Fortunately, over the past four months, as our understanding of the virus has grown, we have taken steps that have proven to be effective in limiting exposure and transmission risk. Within several weeks, our hospital went to universal masking for staff and eventually parents and patients were also required to wear masks at all times while in the building. (And yes, children, even children as young as 3-4 years old, are able to wear a mask for hours at a time.) Every patient has a telephone screening the day prior to their visit, which for some patients is a lot since they can be seen daily! Visitation policies changed so that only household adults could accompany their child to appointments and siblings would no longer be allowed in the center. These adjustments were very difficult initially, but ultimately safe and timely care continued uninterrupted, for which families are so very grateful.

But what about home?

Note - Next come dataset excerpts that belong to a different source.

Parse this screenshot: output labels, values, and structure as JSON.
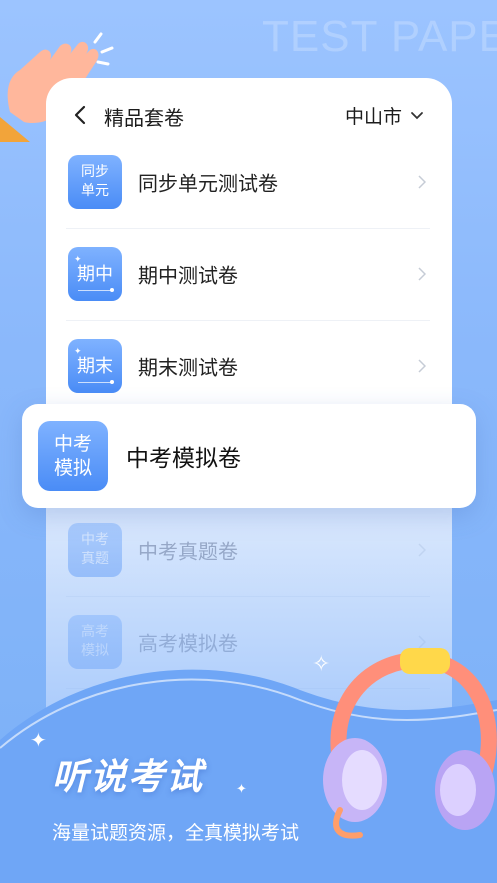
{
  "background_text": "TEST PAPE",
  "header": {
    "title": "精品套卷",
    "city": "中山市"
  },
  "rows": [
    {
      "icon_line1": "同步",
      "icon_line2": "单元",
      "label": "同步单元测试卷"
    },
    {
      "icon_text": "期中",
      "label": "期中测试卷"
    },
    {
      "icon_text": "期末",
      "label": "期末测试卷"
    },
    {
      "icon_line1": "中考",
      "icon_line2": "真题",
      "label": "中考真题卷"
    },
    {
      "icon_line1": "高考",
      "icon_line2": "模拟",
      "label": "高考模拟卷"
    }
  ],
  "highlight": {
    "icon_line1": "中考",
    "icon_line2": "模拟",
    "label": "中考模拟卷"
  },
  "promo": {
    "title": "听说考试",
    "subtitle": "海量试题资源，全真模拟考试"
  },
  "colors": {
    "accent": "#4a8cf6",
    "background": "#8ab8fb"
  }
}
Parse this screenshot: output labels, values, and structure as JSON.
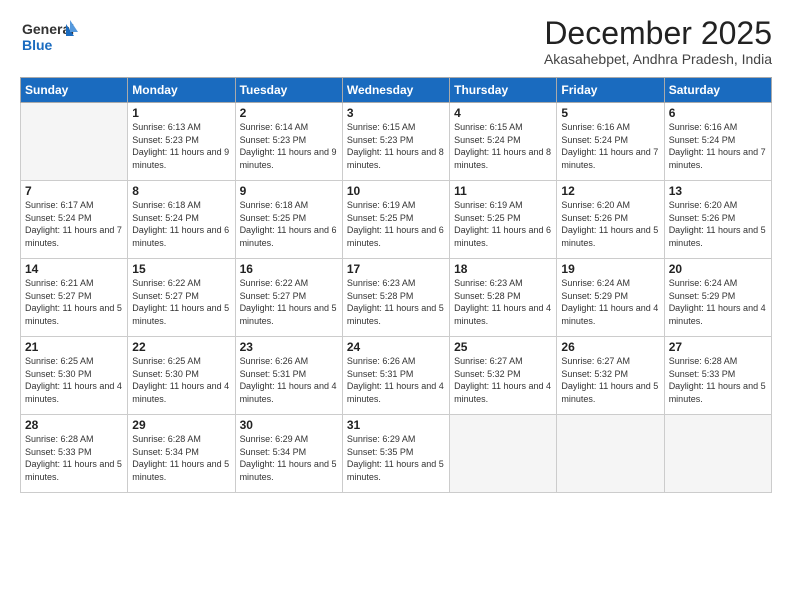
{
  "header": {
    "logo_general": "General",
    "logo_blue": "Blue",
    "month_title": "December 2025",
    "subtitle": "Akasahebpet, Andhra Pradesh, India"
  },
  "weekdays": [
    "Sunday",
    "Monday",
    "Tuesday",
    "Wednesday",
    "Thursday",
    "Friday",
    "Saturday"
  ],
  "weeks": [
    [
      {
        "day": "",
        "sunrise": "",
        "sunset": "",
        "daylight": ""
      },
      {
        "day": "1",
        "sunrise": "6:13 AM",
        "sunset": "5:23 PM",
        "daylight": "11 hours and 9 minutes."
      },
      {
        "day": "2",
        "sunrise": "6:14 AM",
        "sunset": "5:23 PM",
        "daylight": "11 hours and 9 minutes."
      },
      {
        "day": "3",
        "sunrise": "6:15 AM",
        "sunset": "5:23 PM",
        "daylight": "11 hours and 8 minutes."
      },
      {
        "day": "4",
        "sunrise": "6:15 AM",
        "sunset": "5:24 PM",
        "daylight": "11 hours and 8 minutes."
      },
      {
        "day": "5",
        "sunrise": "6:16 AM",
        "sunset": "5:24 PM",
        "daylight": "11 hours and 7 minutes."
      },
      {
        "day": "6",
        "sunrise": "6:16 AM",
        "sunset": "5:24 PM",
        "daylight": "11 hours and 7 minutes."
      }
    ],
    [
      {
        "day": "7",
        "sunrise": "6:17 AM",
        "sunset": "5:24 PM",
        "daylight": "11 hours and 7 minutes."
      },
      {
        "day": "8",
        "sunrise": "6:18 AM",
        "sunset": "5:24 PM",
        "daylight": "11 hours and 6 minutes."
      },
      {
        "day": "9",
        "sunrise": "6:18 AM",
        "sunset": "5:25 PM",
        "daylight": "11 hours and 6 minutes."
      },
      {
        "day": "10",
        "sunrise": "6:19 AM",
        "sunset": "5:25 PM",
        "daylight": "11 hours and 6 minutes."
      },
      {
        "day": "11",
        "sunrise": "6:19 AM",
        "sunset": "5:25 PM",
        "daylight": "11 hours and 6 minutes."
      },
      {
        "day": "12",
        "sunrise": "6:20 AM",
        "sunset": "5:26 PM",
        "daylight": "11 hours and 5 minutes."
      },
      {
        "day": "13",
        "sunrise": "6:20 AM",
        "sunset": "5:26 PM",
        "daylight": "11 hours and 5 minutes."
      }
    ],
    [
      {
        "day": "14",
        "sunrise": "6:21 AM",
        "sunset": "5:27 PM",
        "daylight": "11 hours and 5 minutes."
      },
      {
        "day": "15",
        "sunrise": "6:22 AM",
        "sunset": "5:27 PM",
        "daylight": "11 hours and 5 minutes."
      },
      {
        "day": "16",
        "sunrise": "6:22 AM",
        "sunset": "5:27 PM",
        "daylight": "11 hours and 5 minutes."
      },
      {
        "day": "17",
        "sunrise": "6:23 AM",
        "sunset": "5:28 PM",
        "daylight": "11 hours and 5 minutes."
      },
      {
        "day": "18",
        "sunrise": "6:23 AM",
        "sunset": "5:28 PM",
        "daylight": "11 hours and 4 minutes."
      },
      {
        "day": "19",
        "sunrise": "6:24 AM",
        "sunset": "5:29 PM",
        "daylight": "11 hours and 4 minutes."
      },
      {
        "day": "20",
        "sunrise": "6:24 AM",
        "sunset": "5:29 PM",
        "daylight": "11 hours and 4 minutes."
      }
    ],
    [
      {
        "day": "21",
        "sunrise": "6:25 AM",
        "sunset": "5:30 PM",
        "daylight": "11 hours and 4 minutes."
      },
      {
        "day": "22",
        "sunrise": "6:25 AM",
        "sunset": "5:30 PM",
        "daylight": "11 hours and 4 minutes."
      },
      {
        "day": "23",
        "sunrise": "6:26 AM",
        "sunset": "5:31 PM",
        "daylight": "11 hours and 4 minutes."
      },
      {
        "day": "24",
        "sunrise": "6:26 AM",
        "sunset": "5:31 PM",
        "daylight": "11 hours and 4 minutes."
      },
      {
        "day": "25",
        "sunrise": "6:27 AM",
        "sunset": "5:32 PM",
        "daylight": "11 hours and 4 minutes."
      },
      {
        "day": "26",
        "sunrise": "6:27 AM",
        "sunset": "5:32 PM",
        "daylight": "11 hours and 5 minutes."
      },
      {
        "day": "27",
        "sunrise": "6:28 AM",
        "sunset": "5:33 PM",
        "daylight": "11 hours and 5 minutes."
      }
    ],
    [
      {
        "day": "28",
        "sunrise": "6:28 AM",
        "sunset": "5:33 PM",
        "daylight": "11 hours and 5 minutes."
      },
      {
        "day": "29",
        "sunrise": "6:28 AM",
        "sunset": "5:34 PM",
        "daylight": "11 hours and 5 minutes."
      },
      {
        "day": "30",
        "sunrise": "6:29 AM",
        "sunset": "5:34 PM",
        "daylight": "11 hours and 5 minutes."
      },
      {
        "day": "31",
        "sunrise": "6:29 AM",
        "sunset": "5:35 PM",
        "daylight": "11 hours and 5 minutes."
      },
      {
        "day": "",
        "sunrise": "",
        "sunset": "",
        "daylight": ""
      },
      {
        "day": "",
        "sunrise": "",
        "sunset": "",
        "daylight": ""
      },
      {
        "day": "",
        "sunrise": "",
        "sunset": "",
        "daylight": ""
      }
    ]
  ]
}
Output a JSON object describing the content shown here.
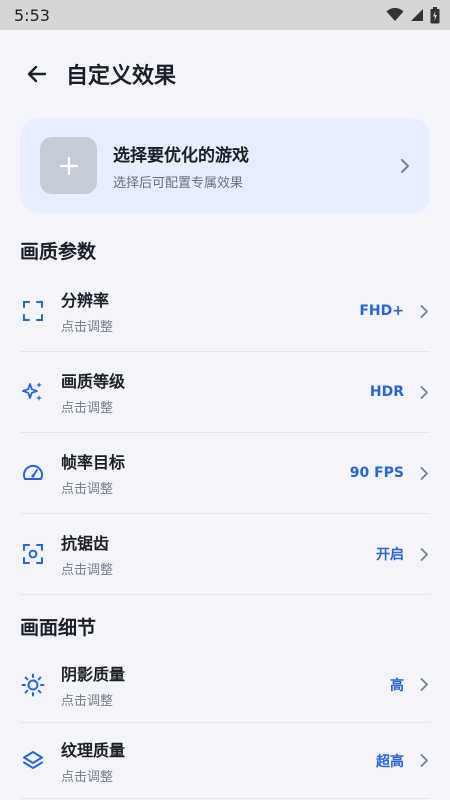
{
  "status": {
    "time": "5:53"
  },
  "header": {
    "title": "自定义效果"
  },
  "game_card": {
    "title": "选择要优化的游戏",
    "subtitle": "选择后可配置专属效果"
  },
  "sections": [
    {
      "title": "画质参数",
      "items": [
        {
          "label": "分辨率",
          "hint": "点击调整",
          "value": "FHD+",
          "icon": "resolution-icon"
        },
        {
          "label": "画质等级",
          "hint": "点击调整",
          "value": "HDR",
          "icon": "sparkle-icon"
        },
        {
          "label": "帧率目标",
          "hint": "点击调整",
          "value": "90 FPS",
          "icon": "speedometer-icon"
        },
        {
          "label": "抗锯齿",
          "hint": "点击调整",
          "value": "开启",
          "icon": "focus-icon"
        }
      ]
    },
    {
      "title": "画面细节",
      "items": [
        {
          "label": "阴影质量",
          "hint": "点击调整",
          "value": "高",
          "icon": "brightness-icon"
        },
        {
          "label": "纹理质量",
          "hint": "点击调整",
          "value": "超高",
          "icon": "layers-icon"
        }
      ]
    }
  ],
  "colors": {
    "accent": "#2a64d8",
    "card_bg": "#e6eeff",
    "page_bg": "#f3f5fa"
  }
}
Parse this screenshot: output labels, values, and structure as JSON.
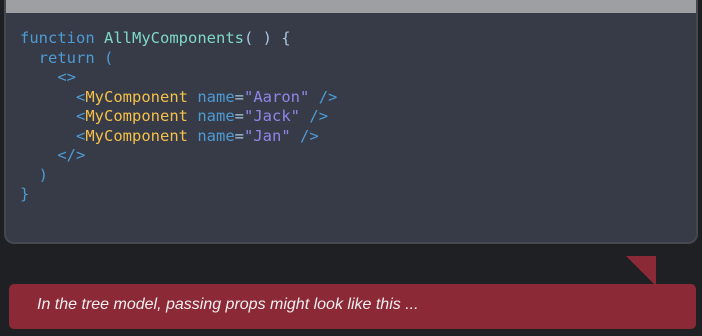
{
  "code": {
    "line1": {
      "kw": "function",
      "name": "AllMyComponents",
      "rest": "( ) {"
    },
    "line2": {
      "kw": "return",
      "rest": "("
    },
    "line3": {
      "open_fragment": "<>"
    },
    "items": [
      {
        "lt": "<",
        "tag": "MyComponent",
        "attr": "name",
        "eq": "=",
        "value": "\"Aaron\"",
        "close": "/>"
      },
      {
        "lt": "<",
        "tag": "MyComponent",
        "attr": "name",
        "eq": "=",
        "value": "\"Jack\"",
        "close": "/>"
      },
      {
        "lt": "<",
        "tag": "MyComponent",
        "attr": "name",
        "eq": "=",
        "value": "\"Jan\"",
        "close": "/>"
      }
    ],
    "line7": {
      "close_fragment": "</>"
    },
    "line8": {
      "paren": ")"
    },
    "line9": {
      "brace": "}"
    }
  },
  "caption": {
    "text": "In the tree model, passing props might look like this ..."
  },
  "colors": {
    "keyword": "#4e9bd4",
    "function_name": "#7fd8c8",
    "jsx_tag": "#f5c04a",
    "string": "#8f86e8",
    "caption_background": "#8b2a36",
    "code_background": "#363b47"
  }
}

I go to the office every day, able to share in the stress of the situation with my co-workers. By the end of the first week, my husband was working from home and our eighth grader was adjusting to distance learning. They rarely left the house as I was also doing all of the grocery shopping, etc. Yes, they were home together but still, it was really hard.

The first time we decided to go for a socially distanced walk with my sister and my niece in late April/early May, our son became very upset, not wanting to leave the safe confines of home, afraid we would all get sick. It was at that moment that I knew we HAD to go on that walk and how difficult the past few months had been for him. We did hike that day, and it was the best thing at that moment that we could have done. Since then, Zoom visits with my parents have evolved into visiting with them in their backyard, still trying to see them in person but understanding that their age puts them at particularly high risk if they fall ill.

The tragedy of the past four months, the number of lives lost to COVID-19, the economic impact to our society, and the incomprehensible murders of George Floyd, Breonna Taylor, Ahmaud Arbery and so many others, should not, cannot, be minimized. But I truly believe there will be some positive, long term changes. White Coats for Black Lives was a powerful, moving experience, a peaceful protest that brought together 40-50 of my co-workers, from physicians to nurses to support staff, a multicultural show of support from the medical community that will hopefully be a step toward healing so many wrongs.

I see more people walking in our neighborhood than any time in the past 16 years, stopping to say hello, offering a smile and a friendly wave. The three of us have hiked and explored the local area in a way that we never even considered prior to this. We regularly watch movies together (“Ferris Bueller’s Day Off” seems to be the favorite ‘80s movie so far) when we can tear our son away from the Xbox. He has grown closer to his friends despite their physical distance and he will be spending the summer at home rather than his overnight camp (or “paradise,” as he calls it). I’ve learned to bake bread, and, in some ways, this time has fed my inner introvert. There are more birds in the backyard, less traffic and cleaner air.

The pain of this pandemic has not been shared equally, but I hope we are able to work together as a community so that we come out stronger on the other side. We must. There is no other choice. And please, wear a mask.